The London Perl and Raku Workshop takes place on 26th Oct 2024. If your company depends on Perl, please consider sponsoring and/or attending.

NAME

WWW::Flatten - Flatten a web pages deeply and make it portable

SYNOPSIS

    use strict;
    use warnings;
    use utf8;
    use 5.010;
    use WWW::Flatten;
    
    my $basedir = './github/';
    mkdir($basedir);
    
    my $bot = WWW::Flatten->new(
        basedir => $basedir,
        max_conn => 1,
        max_conn_per_host => 1,
        depth => 3,
        filenames => {
            'https://github.com' => 'index.html',
        },
        is_target => sub {
            my $uri = shift->url;
            
            if ($uri =~ qr{\.(css|png|gif|jpeg|jpg|pdf|js|json)$}i) {
                return 1;
            }
            
            if ($uri->host eq 'assets-cdn.github.com') {
                return 1;
            }
            
            return 0;
        },
        normalize => sub {
            my $uri = shift;
            ...
            return $uri;
        }
    );
    
    $bot->crawl;

DESCRIPTION

WWW::Flatten is a web crawling tool for freezing pages into standalone.
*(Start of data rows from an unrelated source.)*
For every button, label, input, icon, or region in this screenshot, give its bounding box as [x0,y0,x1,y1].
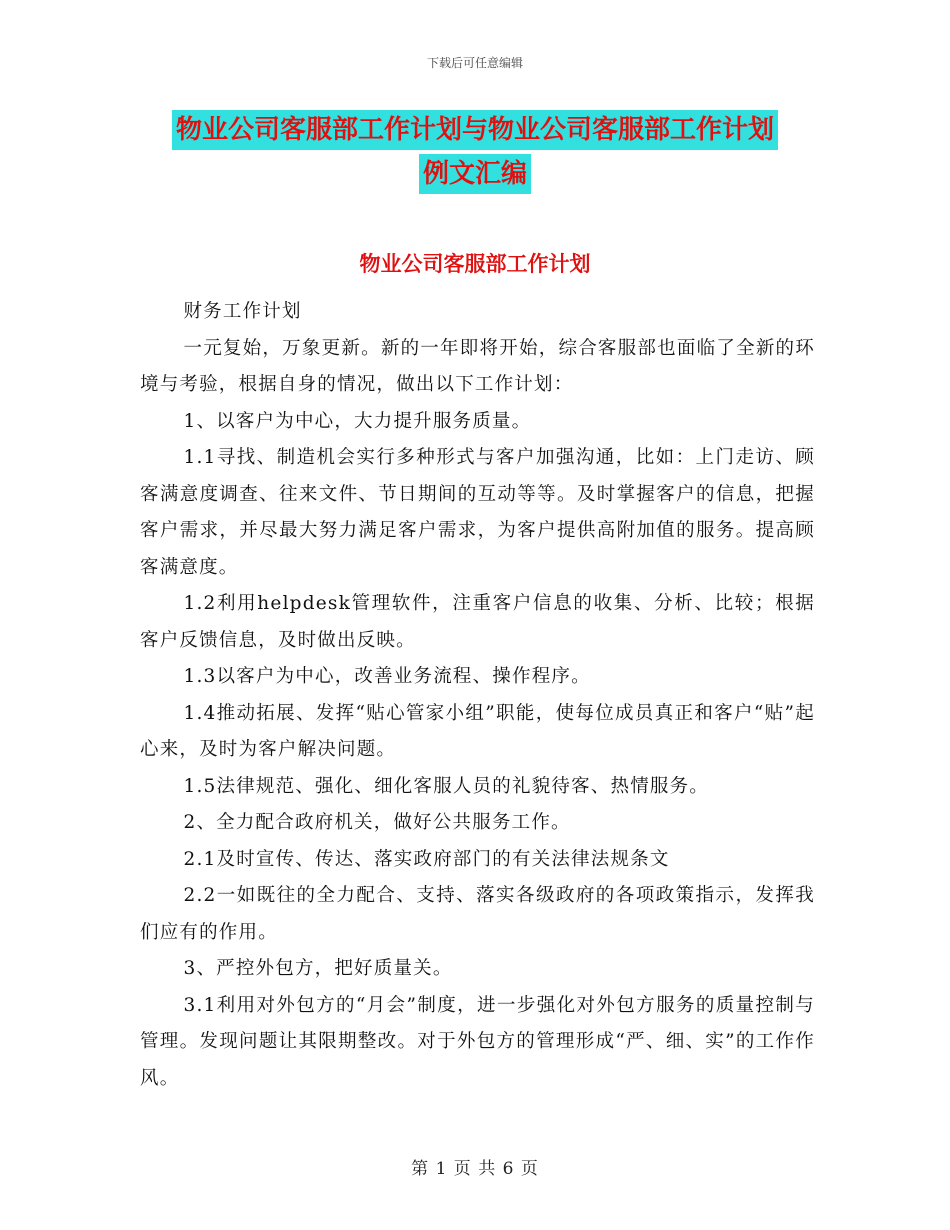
paragraph: 1.2利用helpdesk管理软件，注重客户信息的收集、分析、比较；根据客户反馈信息，及时做出反映。 [140,593,815,651]
document-body [140,294,815,1097]
paragraph: 3.1利用对外包方的“月会”制度，进一步强化对外包方服务的质量控制与管理。发现问题让其限期整改。对于外包方的管理形成“严、细、实”的工作作风。 [140,994,815,1089]
paragraph: 2.2一如既往的全力配合、支持、落实各级政府的各项政策指示，发挥我们应有的作用。 [140,885,815,943]
paragraph: 1.4推动拓展、发挥“贴心管家小组”职能，使每位成员真正和客户“贴”起心来，及时为客户解决问题。 [140,702,815,760]
document-title-line-1 [0,110,950,150]
paragraph: 2、全力配合政府机关，做好公共服务工作。 [183,812,571,833]
paragraph: 一元复始，万象更新。新的一年即将开始，综合客服部也面临了全新的环境与考验，根据自身的情况，做出以下工作计划： [140,337,815,395]
paragraph: 2.1及时宣传、传达、落实政府部门的有关法律法规条文 [183,848,670,870]
paragraph: 1.5法律规范、强化、细化客服人员的礼貌待客、热情服务。 [183,775,709,797]
document-title-text-1: 物业公司客服部工作计划与物业公司客服部工作计划 [172,110,778,150]
paragraph: 财务工作计划 [183,301,302,322]
paragraph: 3、严控外包方，把好质量关。 [183,958,453,979]
document-title-text-2: 例文汇编 [419,154,531,194]
paragraph: 1.1寻找、制造机会实行多种形式与客户加强沟通，比如：上门走访、顾客满意度调查、往来文件、节日期间的互动等等。及时掌握客户的信息，把握客户需求，并尽最大努力满足客户需求，为客户提供高附加值的服务。提高顾客满意度。 [140,447,815,578]
section-title: 物业公司客服部工作计划 [359,252,591,276]
paragraph: 1、以客户为中心，大力提升服务质量。 [183,410,532,432]
page-footer: 第 1 页 共 6 页 [411,1159,539,1179]
header-note: 下载后可任意编辑 [426,56,523,70]
document-title-line-2 [0,154,950,194]
paragraph: 1.3以客户为中心，改善业务流程、操作程序。 [183,666,591,687]
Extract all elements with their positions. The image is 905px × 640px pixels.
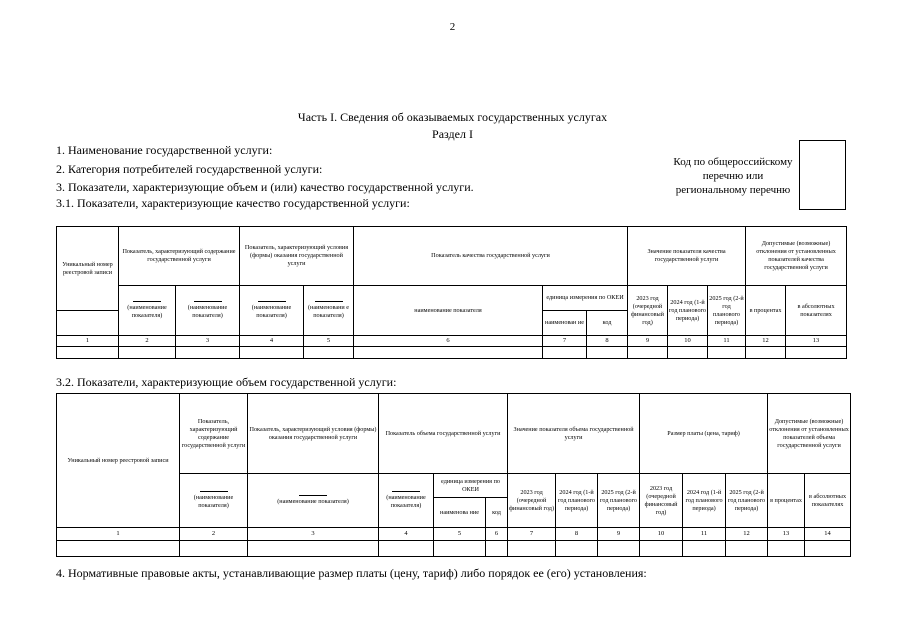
data-cell[interactable] xyxy=(57,347,119,359)
data-cell[interactable] xyxy=(176,347,240,359)
content-indicator-header: Показатель, характеризующий содержание государственной услуги xyxy=(119,227,240,286)
data-cell[interactable] xyxy=(486,541,508,557)
column-number: 9 xyxy=(598,528,640,541)
condition-indicator-header: Показатель, характеризующий условия (формы) оказания государственной услуги xyxy=(248,394,379,474)
data-cell[interactable] xyxy=(598,541,640,557)
volume-value-header: Значение показателя объема государственной услуги xyxy=(508,394,640,474)
column-number: 6 xyxy=(486,528,508,541)
column-number: 11 xyxy=(708,336,746,347)
column-number: 5 xyxy=(434,528,486,541)
absolute-header: в абсолютных показателях xyxy=(786,286,847,336)
data-cell[interactable] xyxy=(668,347,708,359)
data-cell[interactable] xyxy=(543,347,587,359)
column-number: 7 xyxy=(543,336,587,347)
reg-number-spacer xyxy=(57,311,119,336)
data-cell[interactable] xyxy=(768,541,805,557)
data-cell[interactable] xyxy=(508,541,556,557)
deviation-header: Допустимые (возможные) отклонения от установленных показателей объема государственной услуги xyxy=(768,394,851,474)
volume-table xyxy=(56,393,851,557)
quality-table xyxy=(56,226,847,359)
column-number: 14 xyxy=(805,528,851,541)
name-indicator-cell: (наименовани е показателя) xyxy=(304,286,354,336)
data-cell[interactable] xyxy=(746,347,786,359)
data-cell[interactable] xyxy=(180,541,248,557)
data-cell[interactable] xyxy=(354,347,543,359)
absolute-header: в абсолютных показателях xyxy=(805,474,851,528)
data-cell[interactable] xyxy=(726,541,768,557)
price-header: Размер платы (цена, тариф) xyxy=(640,394,768,474)
registry-code-label: Код по общероссийскому перечню или региональному перечню xyxy=(673,156,793,196)
unit-name-header: наименова ние xyxy=(434,498,486,528)
column-number: 5 xyxy=(304,336,354,347)
data-cell[interactable] xyxy=(57,541,180,557)
quality-indicators-line: 3.1. Показатели, характеризующие качество государственной услуги: xyxy=(56,196,410,210)
quality-indicator-header: Показатель качества государственной услуги xyxy=(354,227,628,286)
okei-unit-header: единица измерения по ОКЕИ xyxy=(543,286,628,311)
year-2023-header: 2023 год (очередной финансовый год) xyxy=(628,286,668,336)
reg-number-header: Уникальный номер реестровой записи xyxy=(57,227,119,311)
column-number: 2 xyxy=(180,528,248,541)
data-cell[interactable] xyxy=(587,347,628,359)
volume-indicators-line: 3.2. Показатели, характеризующие объем государственной услуги: xyxy=(56,375,397,389)
year-2023-header: 2023 год (очередной финансовый год) xyxy=(508,474,556,528)
data-cell[interactable] xyxy=(805,541,851,557)
data-cell[interactable] xyxy=(786,347,847,359)
column-number: 7 xyxy=(508,528,556,541)
column-number: 4 xyxy=(240,336,304,347)
column-number: 8 xyxy=(556,528,598,541)
indicators-line: 3. Показатели, характеризующие объем и (или) качество государственной услуги. xyxy=(56,180,474,194)
column-number: 10 xyxy=(668,336,708,347)
column-number: 8 xyxy=(587,336,628,347)
column-number: 9 xyxy=(628,336,668,347)
data-cell[interactable] xyxy=(640,541,683,557)
legal-acts-line: 4. Нормативные правовые акты, устанавливающие размер платы (цену, тариф) либо порядок ее (его) установления: xyxy=(56,566,647,580)
year-2025-header: 2025 год (2-й год планового периода) xyxy=(598,474,640,528)
column-number: 3 xyxy=(176,336,240,347)
column-number: 1 xyxy=(57,336,119,347)
consumer-category-line: 2. Категория потребителей государственной услуги: xyxy=(56,162,323,176)
column-number: 1 xyxy=(57,528,180,541)
percent-header: в процентах xyxy=(768,474,805,528)
data-cell[interactable] xyxy=(304,347,354,359)
name-indicator-cell: (наименование показателя) xyxy=(119,286,176,336)
column-number: 6 xyxy=(354,336,543,347)
name-indicator-cell: (наименование показателя) xyxy=(240,286,304,336)
quality-value-header: Значение показателя качества государственной услуги xyxy=(628,227,746,286)
price-2024-header: 2024 год (1-й год планового периода) xyxy=(683,474,726,528)
column-number: 4 xyxy=(379,528,434,541)
price-2025-header: 2025 год (2-й год планового периода) xyxy=(726,474,768,528)
name-indicator-cell: (наименование показателя) xyxy=(176,286,240,336)
name-indicator-cell: (наименование показателя) xyxy=(248,474,379,528)
column-number: 12 xyxy=(726,528,768,541)
service-name-line: 1. Наименование государственной услуги: xyxy=(56,143,273,157)
volume-indicator-header: Показатель объема государственной услуги xyxy=(379,394,508,474)
unit-name-header: наименован ие xyxy=(543,311,587,336)
data-cell[interactable] xyxy=(240,347,304,359)
data-cell[interactable] xyxy=(119,347,176,359)
table-row[interactable] xyxy=(57,347,847,359)
data-cell[interactable] xyxy=(434,541,486,557)
column-number: 10 xyxy=(640,528,683,541)
section-title: Раздел I xyxy=(432,127,473,141)
deviation-header: Допустимые (возможные) отклонения от установленных показателей качества государственной услуги xyxy=(746,227,847,286)
data-cell[interactable] xyxy=(683,541,726,557)
table-row[interactable] xyxy=(57,541,851,557)
name-indicator-cell: (наименование показателя) xyxy=(180,474,248,528)
column-number: 12 xyxy=(746,336,786,347)
column-number: 13 xyxy=(786,336,847,347)
content-indicator-header: Показатель, характеризующий содержание государственной услуги xyxy=(180,394,248,474)
reg-number-header: Уникальный номер реестровой записи xyxy=(57,394,180,528)
price-2023-header: 2023 год (очередной финансовый год) xyxy=(640,474,683,528)
year-2024-header: 2024 год (1-й год планового периода) xyxy=(556,474,598,528)
year-2025-header: 2025 год (2-й год планового периода) xyxy=(708,286,746,336)
unit-code-header: код xyxy=(486,498,508,528)
data-cell[interactable] xyxy=(248,541,379,557)
percent-header: в процентах xyxy=(746,286,786,336)
data-cell[interactable] xyxy=(628,347,668,359)
name-indicator-cell: (наименование показателя) xyxy=(379,474,434,528)
part-title: Часть I. Сведения об оказываемых государственных услугах xyxy=(297,110,608,124)
condition-indicator-header: Показатель, характеризующий условия (формы) оказания государственной услуги xyxy=(240,227,354,286)
data-cell[interactable] xyxy=(556,541,598,557)
okei-unit-header: единица измерения по ОКЕИ xyxy=(434,474,508,498)
column-number: 2 xyxy=(119,336,176,347)
data-cell[interactable] xyxy=(379,541,434,557)
data-cell[interactable] xyxy=(708,347,746,359)
year-2024-header: 2024 год (1-й год планового периода) xyxy=(668,286,708,336)
page-number: 2 xyxy=(449,21,456,33)
unit-code-header: код xyxy=(587,311,628,336)
column-number: 11 xyxy=(683,528,726,541)
column-number: 3 xyxy=(248,528,379,541)
column-number: 13 xyxy=(768,528,805,541)
registry-code-box[interactable] xyxy=(799,140,846,210)
indicator-name-header: наименование показателя xyxy=(354,286,543,336)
This software is considered to be alpha quality and isn't recommended for regular usage.

ATTRIBUTES

depth

Depth limitation. Defaults to 10.

    $ua->depth(10);

filenames

URL-Filename mapping table. This well automatically be increased during crawling but you can pre-define some beforehand.

    $bot->finenames({
        'http://example.com/index.html' => 'index.html',
        'http://example.com/index2.html' => 'index2.html',
    })

basedir

A directory path for output files.

    $bot->basedir('./out');

is_target

Set the condition which indecates whether the job is flatten target or not.

    $bot->is_target(sub {
        my $job = shift;
        ...
        return 1 # or 0
    });

'normalize'

A code reference which perform normalization for URLs. The callback will take Mojo::URL instance.

    $bot->normalize(sub {
        my $url = shift;
        my $modified = ...;
        return $modified;
    });

asset_name

A code reference that generates asset names. Defaults to a preset generator asset_number_generator, which generates 6 digit number. There provides another option asset_hash_generator, which generates 6 character hash.

    $bot->asset_name(WWW::Flatten::asset_hash_generator(6));

max_retry

Max attempt limit of retry in case the server in inresponsible. Defaults to 3.

METHODS

asset_number_generator

Numeric file name generating closure with self containing storage. See also asset_name attribute.

    $bot->asset_name(WWW::Flatten::asset_number_generator(3));

asset_hash_generator

Hash-based file name generating closure with self containing storage. See also asset_name attribute. This function automatically avoid name collision by extending the given length.

If you want the names as short as possible, use the following setting.

    $bot->asset_name(WWW::Flatten::asset_hash_generator(1));

init

Initialize the crawler

get_href

Generate new href with old one.

flatten_html

Replace URLs in a Mojo::DOM instance, according to filenames attribute.

flatten_css

Replace URLs in a CSS string, according to filenames attribute.

save

Save HTTP response into a file.

AUTHOR

Sugama Keita, <sugama@jamadam.com>

COPYRIGHT AND LICENSE

Copyright (C) jamadam

This program is free software; you can redistribute it and/or modify it under the same terms as Perl itself.